EDT (Euclidean Distance Transform) filtration — REMOVED

  • Assigned each foreground pixel its distance to the nearest background pixel; thick veins get high values.
  • Problem: Since the images are binarized (only black and white pixels), the EDT produces nearly trivial persistence diagrams. Most veins are 1 pixel wide, so the EDT values are almost uniform. The resulting topological features carry no meaningful information about vein structure.

Cubical (grayscale sublevel-set) filtration — REMOVED

  • Computed sublevel-set persistence on the raw grayscale image.
  • Problem: The wing images are already binarized (black veins on white background). With only two pixel values (0 and 1), the cubical filtration produces a single trivial step — all background appears at one threshold and all foreground at another. No meaningful topological information can be extracted from a binary image via grayscale sublevel sets.

High-dimensional feature representations — NOT USED

Persistence images + Betti curves (as classifier features)

  • These produce high-dimensional vectors (100–225 features per diagram).
  • With multiple filtrations × H0/H1, the combined feature matrix easily reaches ~1000 features for only 72 samples.
  • Problem: Overfitting. LDA achieved 86% on 991 features / 72 samples, but this is likely noise exploitation. Nested LOOCV showed lower honest accuracy. Summary statistics (11–19 features per diagram) are sufficient and far more interpretable.

Classifiers that were not effective

SVM on distance matrices

  • Converted persistence diagram distances to an RBF-like kernel and trained linear SVM.
  • Problem: Performance was generally worse than direct k-NN on the same distances, with more hyperparameters to tune.

Ensemble methods (majority/weighted voting)

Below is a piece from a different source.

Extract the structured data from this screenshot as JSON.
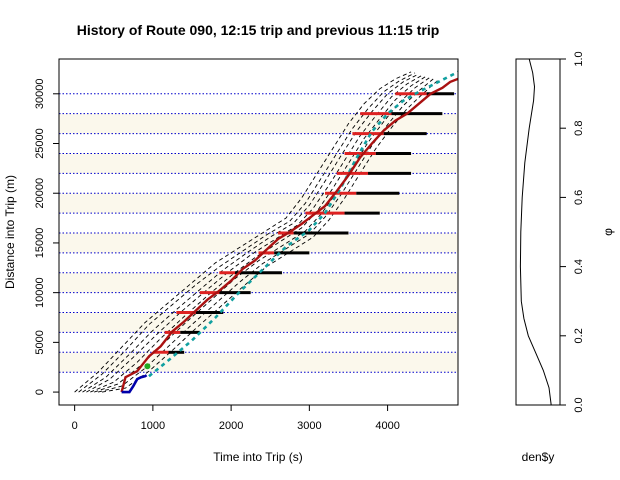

  • Combined k-NN, SVM, RF, LDA predictions.
  • Problem: Adds complexity without clear improvement over the best single classifier when features are well-chosen. Not explainable.

Key lesson

Simple features + simple classifiers (Rips + Radial summary statistics with LDA or Decision Tree) are more trustworthy and interpretable than complex pipelines with hundreds of features on a 72-sample dataset.